Historically, apart from air pilots (think Cartier Santos in 1904) men preferred pocket watches and women were the first to adopt wrist watches. Often dainty in appearance, as was the fashion at the time, the mechanical movements – this was pre-quartz era – were designed specifically to equip tiny watches, the ultimate being the still produced (and four times updated) fabulous Jaeger-LeCoultre Calibre 101 from 1929 — the smallest in the world measuring 14 mm (L) x 4.8 mm (W), and just 3.4 mm thick. Queen Elizabeth II wore one for her coronation in 1953.

Jewellery watches, often “secret watches”, from e.g. Vacheron Constantin and Van Cleef & Arpels, adorned the wrists of socialites, while Omega, ever a tool watch, created the Medicus in 1937 with the first central seconds hand that became known as the ‘’nurses watch” during World War II.

Since then, the horological world has passed through the quartz crisis and back, and while it’s true that many brands, in an effort to satisfy a growing demand for the ladies’ market, had concentrated on quartz and “pretty” watches, those days are long gone.

CEOS Catherine Renier at Jaeger-LeCoultre and Chabi Nouri at Piaget are making sure that ladies get the time and attention they deserve, especially when considering their new, independent buying power.  And what about watchmaker Christine Hutter, CEO of Moritz Grossmann, who “re-founded” the 19th Century watch brand in 2008?  More and more brands are now being led by ladies on a national level, too.

These ladies are not alone.  Watch brands have taken note that women are adopting men’s watches for themselves.
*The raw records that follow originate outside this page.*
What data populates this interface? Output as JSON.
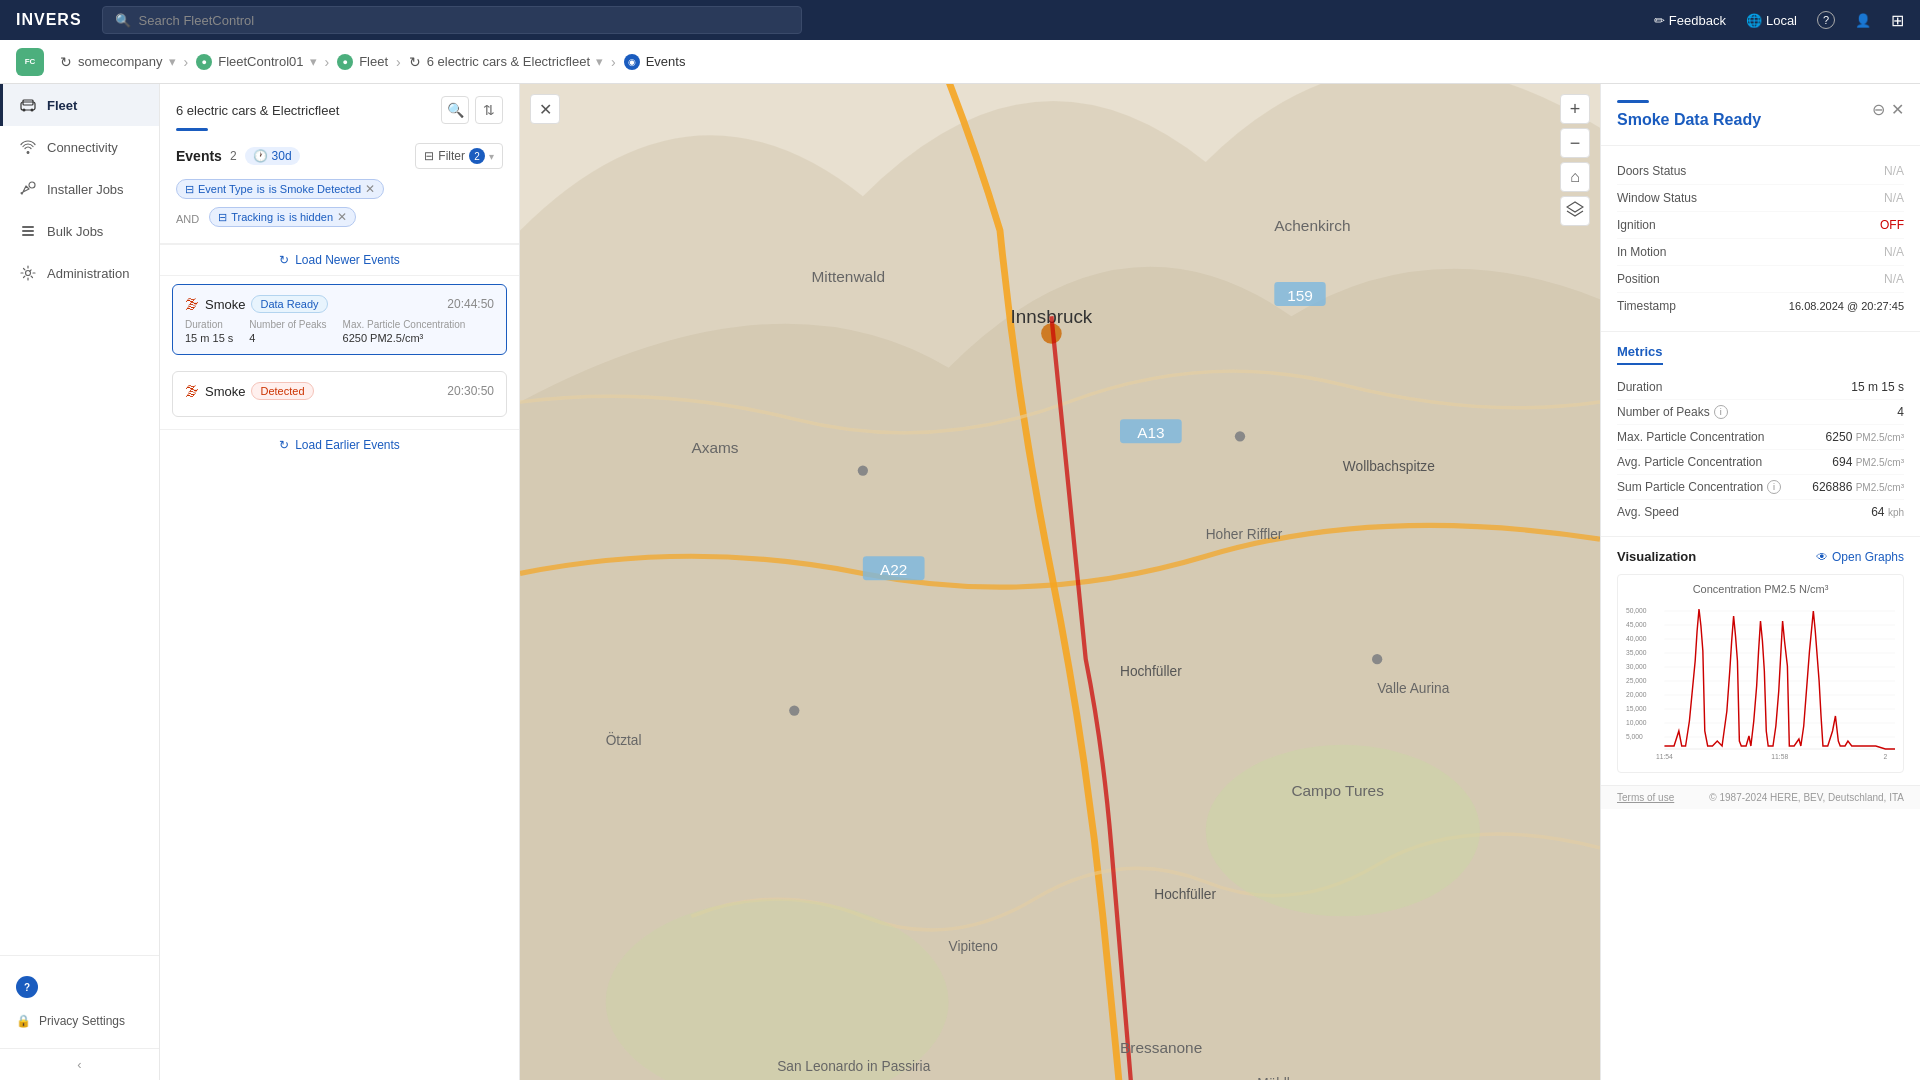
{
  "topNav": {
    "logo": "INVERS",
    "searchPlaceholder": "Search FleetControl",
    "feedback": "Feedback",
    "locale": "Local",
    "helpIcon": "?",
    "userIcon": "👤",
    "exitIcon": "⬚"
  },
  "breadcrumb": {
    "appIcon": "FC",
    "items": [
      {
        "label": "somecompany",
        "icon": "●"
      },
      {
        "label": "FleetControl01",
        "dropdown": true
      },
      {
        "sep": "›"
      },
      {
        "label": "Fleet",
        "icon": "●"
      },
      {
        "sep": "›"
      },
      {
        "label": "6 electric cars & Electricfleet",
        "dropdown": true
      },
      {
        "sep": "›"
      },
      {
        "label": "Events",
        "icon": "◉",
        "active": true
      }
    ]
  },
  "sidebar": {
    "items": [
      {
        "id": "fleet",
        "label": "Fleet",
        "icon": "🚗"
      },
      {
        "id": "connectivity",
        "label": "Connectivity",
        "icon": "📡"
      },
      {
        "id": "installer-jobs",
        "label": "Installer Jobs",
        "icon": "🔧"
      },
      {
        "id": "bulk-jobs",
        "label": "Bulk Jobs",
        "icon": "📋"
      },
      {
        "id": "administration",
        "label": "Administration",
        "icon": "⚙"
      }
    ],
    "footer": {
      "privacy": "Privacy Settings",
      "collapseIcon": "‹"
    }
  },
  "eventsPanel": {
    "deviceName": "6 electric cars & Electricfleet",
    "blueBar": true,
    "eventsLabel": "Events",
    "eventsCount": "2",
    "dateBadge": "30d",
    "filterLabel": "Filter",
    "filterCount": "2",
    "filterTags": {
      "andLabel": "AND",
      "tag1Type": "Event Type",
      "tag1Value": "is Smoke Detected",
      "tag2Type": "Tracking",
      "tag2Value": "is hidden"
    },
    "loadNewer": "Load Newer Events",
    "loadEarlier": "Load Earlier Events",
    "events": [
      {
        "id": 1,
        "name": "Smoke",
        "status": "Data Ready",
        "statusType": "data-ready",
        "time": "20:44:50",
        "duration": "15 m 15 s",
        "numPeaks": "4",
        "maxConc": "6250 PM2.5/cm³",
        "selected": true
      },
      {
        "id": 2,
        "name": "Smoke",
        "status": "Detected",
        "statusType": "detected",
        "time": "20:30:50",
        "selected": false
      }
    ]
  },
  "smokePanel": {
    "title": "Smoke Data Ready",
    "statusSection": {
      "doorsLabel": "Doors Status",
      "doorsValue": "N/A",
      "windowLabel": "Window Status",
      "windowValue": "N/A",
      "ignitionLabel": "Ignition",
      "ignitionValue": "OFF",
      "inMotionLabel": "In Motion",
      "inMotionValue": "N/A",
      "positionLabel": "Position",
      "positionValue": "N/A",
      "timestampLabel": "Timestamp",
      "timestampValue": "16.08.2024 @ 20:27:45"
    },
    "metricsSection": {
      "title": "Metrics",
      "rows": [
        {
          "label": "Duration",
          "value": "15 m 15 s",
          "unit": "",
          "info": false
        },
        {
          "label": "Number of Peaks",
          "value": "4",
          "unit": "",
          "info": true
        },
        {
          "label": "Max. Particle Concentration",
          "value": "6250",
          "unit": "PM2.5/cm³",
          "info": false
        },
        {
          "label": "Avg. Particle Concentration",
          "value": "694",
          "unit": "PM2.5/cm³",
          "info": false
        },
        {
          "label": "Sum Particle Concentration",
          "value": "626886",
          "unit": "PM2.5/cm³",
          "info": true
        },
        {
          "label": "Avg. Speed",
          "value": "64",
          "unit": "kph",
          "info": false
        }
      ]
    },
    "visualization": {
      "title": "Visualization",
      "openGraphs": "Open Graphs",
      "chartTitle": "Concentration PM2.5 N/cm³",
      "yAxisLabels": [
        "50,000",
        "45,000",
        "40,000",
        "35,000",
        "30,000",
        "25,000",
        "20,000",
        "15,000",
        "10,000",
        "5,000"
      ],
      "xAxisLabels": [
        "11:54",
        "11:58",
        "2"
      ],
      "chartColor": "#cc0000"
    },
    "terms": {
      "left": "Terms of use",
      "right": "© 1987-2024 HERE, BEV, Deutschland, ITA"
    }
  },
  "map": {
    "closeIcon": "✕",
    "zoomIn": "+",
    "zoomOut": "−",
    "homeIcon": "⌂",
    "layersIcon": "⊞"
  },
  "colors": {
    "navBg": "#1a2a4a",
    "accent": "#1a5cbf",
    "smokeRed": "#cc3300",
    "chartRed": "#cc0000"
  }
}
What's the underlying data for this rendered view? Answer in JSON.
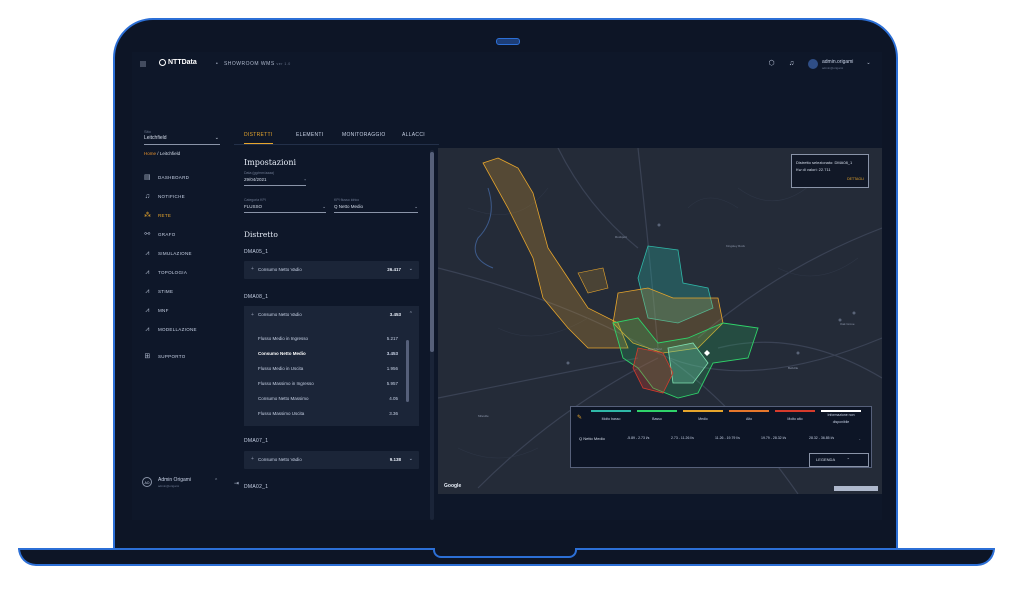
{
  "topbar": {
    "brand": "NTTData",
    "separator": "•",
    "app_title": "SHOWROOM WMS",
    "app_suffix": "ver 1.0",
    "user_name": "admin.origami",
    "user_sub": "admin@origami"
  },
  "sidebar": {
    "site_label": "Sito",
    "site_value": "Leitchfield",
    "breadcrumb_home": "Home",
    "breadcrumb_sep": "/",
    "breadcrumb_current": "Leitchfield",
    "items": [
      {
        "label": "DASHBOARD",
        "icon": "dashboard-icon"
      },
      {
        "label": "NOTIFICHE",
        "icon": "bell-icon"
      },
      {
        "label": "RETE",
        "icon": "network-icon",
        "active": true
      },
      {
        "label": "GRAFO",
        "icon": "graph-icon"
      },
      {
        "label": "SIMULAZIONE",
        "icon": "chart-icon"
      },
      {
        "label": "TOPOLOGIA",
        "icon": "chart-icon"
      },
      {
        "label": "STIME",
        "icon": "chart-icon"
      },
      {
        "label": "MNF",
        "icon": "chart-icon"
      },
      {
        "label": "MODELLAZIONE",
        "icon": "chart-icon"
      },
      {
        "label": "SUPPORTO",
        "icon": "support-icon"
      }
    ],
    "user": {
      "initials": "AO",
      "name": "Admin Origami",
      "sub": "admin@origami"
    }
  },
  "tabs": [
    "DISTRETTI",
    "ELEMENTI",
    "MONITORAGGIO",
    "ALLACCI"
  ],
  "settings": {
    "title": "Impostazioni",
    "date_label": "Data (gg/mm/aaaa)",
    "date_value": "29/04/2021",
    "category_label": "Categoria KPI",
    "category_value": "FLUSSO",
    "kpi_label": "KPI flusso idrico",
    "kpi_value": "Q Netto Medio"
  },
  "districts": {
    "title": "Distretto",
    "groups": [
      {
        "name": "DMA05_1",
        "label": "Consumo Netto Vadio",
        "value": "26.417"
      },
      {
        "name": "DMA08_1",
        "label": "Consumo Netto Vadio",
        "value": "3.453",
        "rows": [
          {
            "label": "Flusso Medio in Ingresso",
            "value": "5.217"
          },
          {
            "label": "Consumo Netto Medio",
            "value": "3.453",
            "bold": true
          },
          {
            "label": "Flusso Medio in Uscita",
            "value": "1.956"
          },
          {
            "label": "Flusso Massimo in Ingresso",
            "value": "5.957"
          },
          {
            "label": "Consumo Netto Massimo",
            "value": "4.05"
          },
          {
            "label": "Flusso Massimo Uscita",
            "value": "3.36"
          }
        ]
      },
      {
        "name": "DMA07_1",
        "label": "Consumo Netto Vadio",
        "value": "9.138"
      },
      {
        "name": "DMA02_1",
        "label": "",
        "value": ""
      }
    ]
  },
  "map": {
    "popup_line1": "Distretto selezionato: DMA08_1",
    "popup_line2": "Kw di valori: 22.711",
    "popup_link": "DETTAGLI",
    "legend": {
      "headers": [
        "Molto basso",
        "Basso",
        "Medio",
        "Alto",
        "Molto alto",
        "Informazione non disponibile"
      ],
      "row_label": "Q Netto Medio",
      "values": [
        "-5.89 - 2.73 l/s",
        "2.73 - 11.26 l/s",
        "11.26 - 19.79 l/s",
        "19.79 - 28.32 l/s",
        "28.32 - 36.85 l/s"
      ],
      "no_data": "-",
      "button_label": "LEGENDA",
      "colors": [
        "#2fb8a8",
        "#2fd36a",
        "#e6a52c",
        "#e6772c",
        "#d63b2c",
        "#ffffff"
      ]
    },
    "google": "Google",
    "towns": [
      "Rockport",
      "Kingsley Rock",
      "Oak Grove",
      "Bellville",
      "Leitchfield",
      "Mileville"
    ]
  }
}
Mechanical movements, sizes … they are informed, have the means, and according to Nathalie Célia Coch-Chevalier, GM of the largest watches and jewellery store in Europe – Bucherer Paris – 40% of purchases in 2019 were made there by women, admittedly with a part of that as gifts for men, but still…

Most brands are now heeding the need to make “watches for everyone” to quote Zenith CEO Julien Tornare. Cartier decided at W&W 2021 to present S, M to L versions rather than specifying for Men or Women.  There will always be super large models that exclude most women’s wrists, just as there will always be hyper dainty and feminine watches that most men won’t wear.  But so what?

The offer for women is enormous! Designed specifically for ladies, who can deny the beauty of a Girard-Perregaux Cat’s Eye, a Breguet Reine de Naples, or a Rendez-vous from Jaeger-LeCoultre, WITH mother-of-pearl and diamonds?  And what if a man’s watch IS reduced for a woman’s wrist?  With or WITHOUT diamonds? Who could complain about a 36 mm Piaget Polo Date with mechanical automatic calibre 500P1? Or a 36.8 mm Little Lange 1, or a 36.5 x 36.5 Vacheron Constantin Historiques American 1921?  And what about a 34.2 x 21 mm JLC Reverso Classic Duetto, a Rolex Oyster Perpetual 36, a Zenith Chronomaster Original 38, or a 36 mm Tag Heuer Aquaracer Professional??

And for those who look great with a 42mm Panerai on the wrist, or want to wear quartz, enjoy!!

I say women have the best choice. The world is our oyster 😉 in all styles, at all prices, and I can’t wait to see what 2022 has in store for us.